Wasserburg – Der Filzenexpress feiert am heutigen Mittwoch das 120-jährige Bestehen. Eine Bahnstrecke, der in den 80er-Jahren die Stilllegung drohte, die jedoch überlebte. Wasserburgs Pro-Bahn-Sprecher Bernd Meerstein erläutert im Interview, warum der „Filzi“ so beliebt ist wie nie zuvor und was er für die Wasserburger Altstadtbahn bedeuten könnte.

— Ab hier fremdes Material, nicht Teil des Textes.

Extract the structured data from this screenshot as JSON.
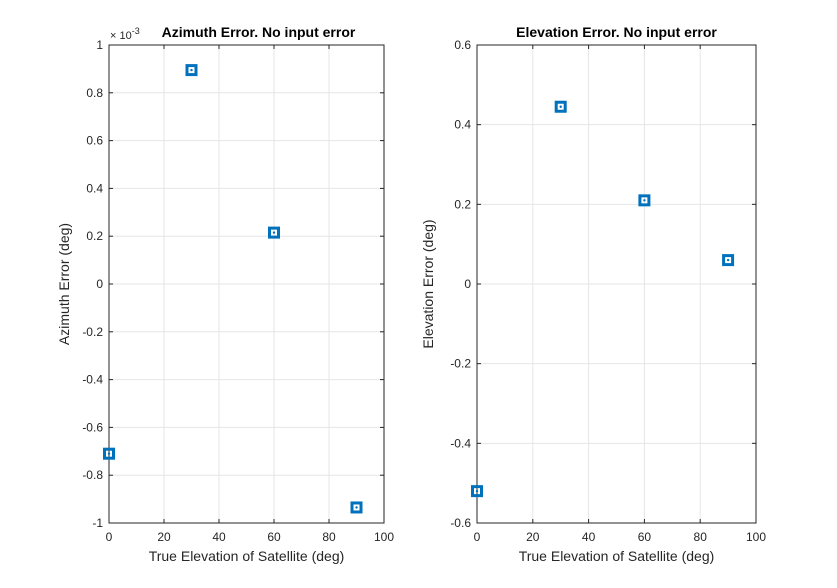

Am 1. Oktober 1905, also vor 120 Jahren, erfolgte der Lückenschluss zwischen Ebersberg und Wasserburg Bahnhof, die Geburt des Filzenexpress. Bekanntlich hätte dieser die Stilllegungswellen der Bundesbahnzeit nicht überlebt, wenn sich nicht die „Initiative zum Erhalt des Filzenexpress“ jahrelang dafür eingesetzt hätte. Wie beurteilen Sie als Vertreter von Pro Bahn heute die Bedeutung des Filzenexpress?
In den letzten Jahren zeigen die stark gestiegenen Fahrgastzahlen der Regionalbahn, dass die Zukunft in der geplanten Express-S-Bahn liegt und die notwendige Elektrifizierung (geplanter Baubeginn eigentlich schon 2026) wird kommen. Schon jetzt sind diese Züge gut ausgelastet und es wird noch mehr.
Die Bedeutung der Bahn in Zeiten der notwendigen Verkehrswende ist heute unumstritten. Ist der Filzenexpress deshalb für die Zukunft gerettet? Oder könnte er noch einmal in Gefahr geraten?
Vor allem die Pendler brauchen diese Verbindung – aber auch die Anschlussreisenden für den Fernverkehr. Das betrifft auch die Touristen, von denen unsere schöne Stadt lebt. Der „Filzi“ wird mehr und mehr gebraucht. Nix mehr mit Stilllegung.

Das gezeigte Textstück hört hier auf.